Helping to create B.C.’s tomorrows

MacQuarrie Lecture: Presentation examines sustainable planning.

'It helps students develop deeper understanding that examines the interaction of humans and natural systems... and incorporates aboriginal traditional knowledge.' - Dave Ramsay

'It helps students develop deeper understanding that examines the interaction of humans and natural systems... and incorporates aboriginal traditional knowledge.' - Dave Ramsay

The crowd was not huge, but reaction was very positive.

Some 75 people attended a presentation on Systems Ecology; Holistic Planning for Today and Tomorrow at the Salmar Classic Theatre on Feb. 3.

Systems ecologist Barry Wilson and Salmon Arm Secondary teacher Dave Ramsay have combined their talents and love for science and the planet to create the BC Tomorrow Society.

The purposes of the society are to better understand the process of sustainable planning and explore options for balancing human land-use with ecological integrity.

To take this into schools, Wilson and Ramsay are developing innovative computer software and related educational tools that interactively explore land use in local watersheds and develop critical thinking skills and improved understanding of system dynamics.

Early in the presentation, Wilson explained that systems ecology provides holistic understanding of humans, natural forces and landscapes in a way that takes into account people, the planet and prosperity – a system that “makes sense of a hairball of data.”

Ramsay explained that when he saw the Shuswap Environmental Action’s Shuswap Watershed Project in 2010, he had a eureka moment about why he was teaching students about other areas when he could be teaching them about their own.

He earned his masters in education based on a curriculum he built around the Shuswap watershed and has integrated parts of it into his own science classes.

He says BC Tomorrow’s software will allow students to begin to understand how to apply a systems approach.

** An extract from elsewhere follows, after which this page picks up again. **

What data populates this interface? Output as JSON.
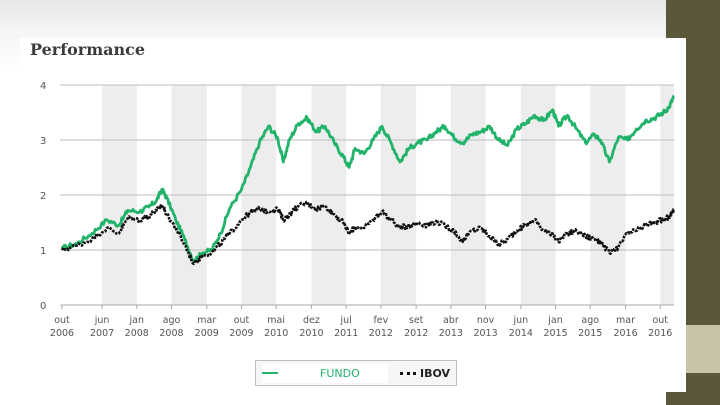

BC Tomorrow is using a template for their software based on a similar program in Alberta.

Ramsay recently visited a Grade 4 classroom in that province where Alberta Tomorrow is being taught and is excited by the concepts the students not only grasped but were able to share succinctly.

He noted the concepts introduced at the Grade 11-12 level are far more complex than what the Grade 4 students get. But, one of the benefits is that the younger students begin immediately acquiring critical-thinking skills and grasp the systems approach.

“BC Tomorrow fits with an evolving education system, examining sustainability within watersheds,” said Ramsay. “It helps students develop deeper understanding that examines the interaction of humans and natural systems, explores multiple approaches to land use and incorporates aboriginal traditional knowledge.”

Okanagan Shuswap Liberal Party candidate Cindy Derkaz was in the audience last Tuesday.

“I thought the presentation was terrific; it opens a whole new realm of co-operation and collaboration in making decisions about our communities,” she said. “It makes me wonder if we had all been exposed to this way of thinking, would we have had fewer divisive issues over the last four decades (in Salmon Arm).”

Derkaz was impressed the critical thinking skills and systems approach to learning are being brought to the schools.

“And I liked the older kids teaching the younger; it’s very positive,” she said, expressing concern for youth disengagement she has seen, particularly in voting.

Also in attendance, and very supportive, was Mayor Nancy Cooper.

“One of the things I was very interested in was teaching kids about cause and effect,” she said. “There’s a lot more variables. What are we really doing… we can look at this and say, if we cut all the trees, or if we drain all the watersheds, what’s going to happen? It’s relevant and exciting for the future.”

Both women had high praise for Dan MacQuarrie who sponsored the event presented by Okanagan College through his MacQuarrie Institute lecture series.